Meta: I find the tone of your LW posts and comments to be really good in some way and I want to give positive feedback and try to articulate what I like about the vibe.
I’d describe it as something like: independent thinking/somewhat original takes expressed in a chill, friendly manner, without deliberate contrarianism, and scout mindset but not in a performative way. Also no dunking on stuff. But still pushing back on arguments you disagree with.
To my tastes this is basically optimal. Hope this comment doesn’t make you overthink it in the future. And maybe this can provide some value to others who are thinking about what style to aim for/promote.
Edit: maybe a short name for it is being intellectually disagreeable while being socially agreeable? Idk that’s probably an oversimplification.
I think it might be worthwhile to distinguish cases where LLMs came up with a novel insight on their own vs. were involved, but not solely responsible.
You wouldn’t credit Google for the breakthrough of a researcher who used Google when making a discovery, even if the discovery wouldn’t have happened without the Google searches. The discovery maybe also wouldn’t have happened without the eggs and toast the researcher had for breakfast.
“LLMs supply ample shallow thinking and memory while the humans supply the deep thinking” is a different and currently much more believable claim than “LLMs can do deep thinking to come up with novel insights on their own.”
I agree, I just want to note if the goalposts are moving from “no novel insights” to “no deep thinking.”
In my view, you don’t get novel insights without deep thinking except extremely rarely by random, but you’re right to make sure the topic doesn’t shift without anyone noticing.

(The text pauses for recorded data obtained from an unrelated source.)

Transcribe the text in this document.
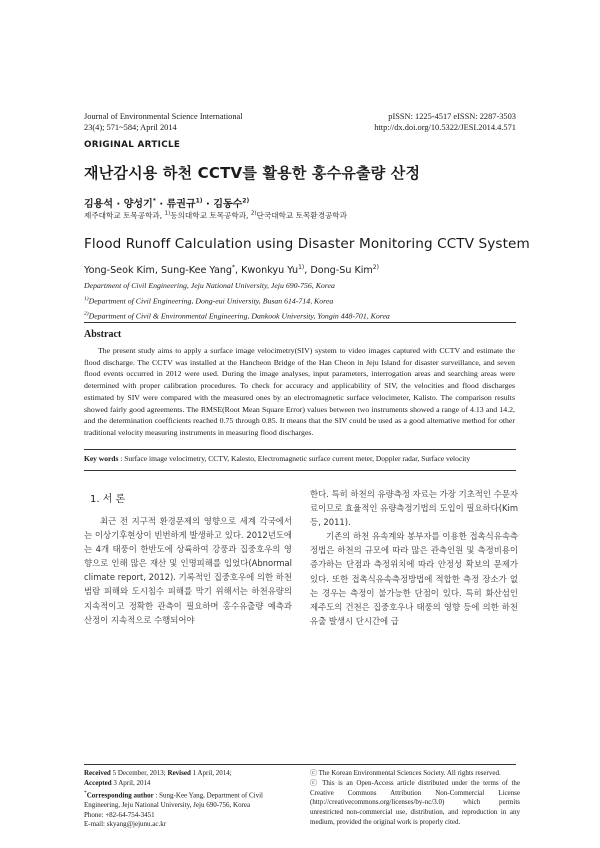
Journal of Environmental Science International
23(4); 571~584; April 2014
pISSN: 1225-4517 eISSN: 2287-3503
http://dx.doi.org/10.5322/JESI.2014.4.571
ORIGINAL ARTICLE
재난감시용 하천 CCTV를 활용한 홍수유출량 산정
김용석 · 양성기* · 류권규$^{1)}$ · 김동수$^{2)}$
제주대학교 토목공학과, $^{1)}$동의대학교 토목공학과, $^{2)}$단국대학교 토목환경공학과
Flood Runoff Calculation using Disaster Monitoring CCTV System
Yong-Seok Kim, Sung-Kee Yang*, Kwonkyu Yu$^{1)}$, Dong-Su Kim$^{2)}$
Department of Civil Engineering, Jeju National University, Jeju 690-756, Korea
$^{1)}$Department of Civil Engineering, Dong-eui University, Busan 614-714, Korea
$^{2)}$Department of Civil & Environmental Engineering, Dankook University, Yongin 448-701, Korea
Abstract
The present study aims to apply a surface image velocimetry(SIV) system to video images captured with CCTV and estimate the flood discharge. The CCTV was installed at the Hancheon Bridge of the Han Cheon in Jeju Island for disaster surveillance, and seven flood events occurred in 2012 were used. During the image analyses, input parameters, interrogation areas and searching areas were determined with proper calibration procedures. To check for accuracy and applicability of SIV, the velocities and flood discharges estimated by SIV were compared with the measured ones by an electromagnetic surface velocimeter, Kalisto. The comparison results showed fairly good agreements. The RMSE(Root Mean Square Error) values between two instruments showed a range of 4.13 and 14.2, and the determination coefficients reached 0.75 through 0.85. It means that the SIV could be used as a good alternative method for other traditional velocity measuring instruments in measuring flood discharges.
Key words : Surface image velocimetry, CCTV, Kalesto, Electromagnetic surface current meter, Doppler radar, Surface velocity
1. 서 론

최근 전 지구적 환경문제의 영향으로 세계 각국에서는 이상기후현상이 빈번하게 발생하고 있다. 2012년도에는 4개 태풍이 한반도에 상륙하여 강풍과 집중호우의 영향으로 인해 많은 재산 및 인명피해를 입었다(Abnormal climate report, 2012). 기록적인 집중호우에 의한 하천범람 피해와 도시침수 피해를 막기 위해서는 하천유량의 지속적이고 정확한 관측이 필요하며 홍수유출량 예측과 산정이 지속적으로 수행되어야

한다. 특히 하천의 유량측정 자료는 가장 기초적인 수문자료이므로 효율적인 유량측정기법의 도입이 필요하다(Kim 등, 2011).

기존의 하천 유속계와 봉부자를 이용한 접촉식유속측정법은 하천의 규모에 따라 많은 관측인원 및 측정비용이 증가하는 단점과 측정위치에 따라 안정성 확보의 문제가 있다. 또한 접촉식유속측정방법에 적합한 측정 장소가 없는 경우는 측정이 불가능한 단점이 있다. 특히 화산섬인 제주도의 건천은 집중호우나 태풍의 영향 등에 의한 하천유출 발생시 단시간에 급

Received 5 December, 2013; Revised 1 April, 2014;
Accepted 3 April, 2014
*Corresponding author : Sung-Kee Yang, Department of Civil Engineering, Jeju National University, Jeju 690-756, Korea
Phone: +82-64-754-3451
E-mail: skyang@jejunu.ac.kr
ⓒ The Korean Environmental Sciences Society. All rights reserved.
ⓒ This is an Open-Access article distributed under the terms of the Creative Commons Attribution Non-Commercial License (http://creativecommons.org/licenses/by-nc/3.0) which permits unrestricted non-commercial use, distribution, and reproduction in any medium, provided the original work is properly cited.
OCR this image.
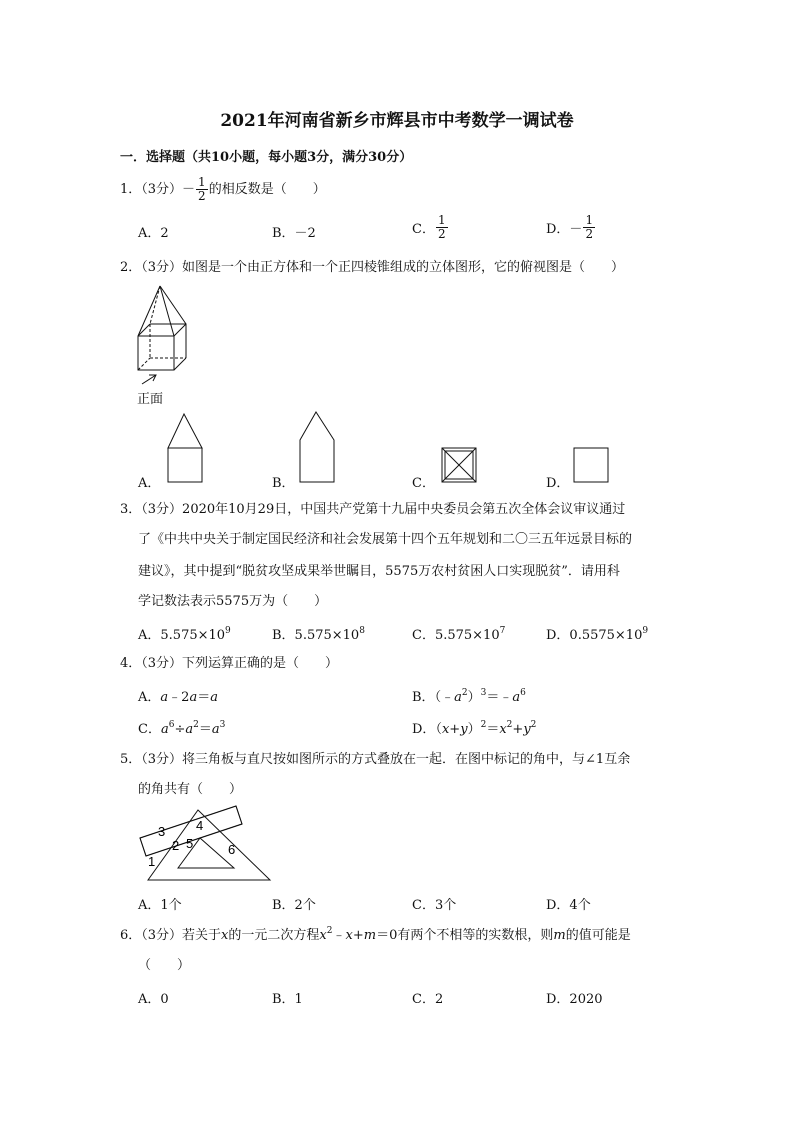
2021年河南省新乡市辉县市中考数学一调试卷
一．选择题（共10小题，每小题3分，满分30分）
1．（3分）－ $\frac{1}{2}$ 的相反数是（　　）
A．2	B．－2	C． $\frac{1}{2}$	D．－ $\frac{1}{2}$
2．（3分）如图是一个由正方体和一个正四棱锥组成的立体图形，它的俯视图是（　　）
正面
A．	B．	C．	D．
3．（3分）2020年10月29日，中国共产党第十九届中央委员会第五次全体会议审议通过
了《中共中央关于制定国民经济和社会发展第十四个五年规划和二〇三五年远景目标的
建议》，其中提到“脱贫攻坚成果举世瞩目，5575万农村贫困人口实现脱贫”．请用科
学记数法表示5575万为（　　）
A．$5.575\times 10^9$	B．$5.575\times 10^8$	C．$5.575\times 10^7$	D．$0.5575\times 10^9$
4．（3分）下列运算正确的是（　　）
A．a﹣2a＝a	B．$(﹣a^2)^3=﹣a^6$
C．$a^6\div a^2=a^3$	D．$(x+y)^2=x^2+y^2$
5．（3分）将三角板与直尺按如图所示的方式叠放在一起．在图中标记的角中，与∠1互余
的角共有（　　）
3 4
2 5	6
1
A．1个	B．2个	C．3个	D．4个
6．（3分）若关于x的一元二次方程$x^2﹣x+m=0$有两个不相等的实数根，则m的值可能是
（　　）
A．0	B．1	C．2	D．2020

Full Scott Aaronson quote in case anyone else is interested:
(couldn’t resist including that last sentence)
A couple more (recent) results that may be relevant pieces of evidence for this update:
A multimodal robotic platform for multi-element electrocatalyst discovery
“Here we present Copilot for Real-world Experimental Scientists (CRESt), a platform that integrates large multimodal models (LMMs, incorporating chemical compositions, text embeddings, and microstructural images) with Knowledge-Assisted Bayesian Optimization (KABO) and robotic automation. [...] CRESt explored over 900 catalyst chemistries and 3500 electrochemical tests within 3 months, identifying a state-of-the-art catalyst in the octonary chemical space (Pd–Pt–Cu–Au–Ir–Ce–Nb–Cr) which exhibits a 9.3-fold improvement in cost-specific performance.”
Generative design of novel bacteriophages with genome language models
“We leveraged frontier genome language models, Evo 1 and Evo 2, to generate whole-genome sequences with realistic genetic architectures and desirable host tropism [...] Experimental testing of AI-generated genomes yielded 16 viable phages with substantial evolutionary novelty. [...] This work provides a blueprint for the design of diverse synthetic bacteriophages and, more broadly, lays a foundation for the generative design of useful living systems at the genome scale.”
I don’t feel equipped to assess this.
FWIW, my understanding is that Evo 2 is not a generic language model that is able to produce innovations, it’s a transformer model trained on a mountain of genetic data which gave it the ability to produce new functional genomes. The distinction is important, see a very similar case of GPT-4b.
This may help with the second one:
https://www.lesswrong.com/posts/k5JEA4yFyDzgffqaL/guess-i-was-wrong-about-aixbio-risks
How about this one?
https://scottaaronson.blog/?p=9183
That appears to be the same one I linked.
Though possibly you grabbed the link in a superior way (not to comments).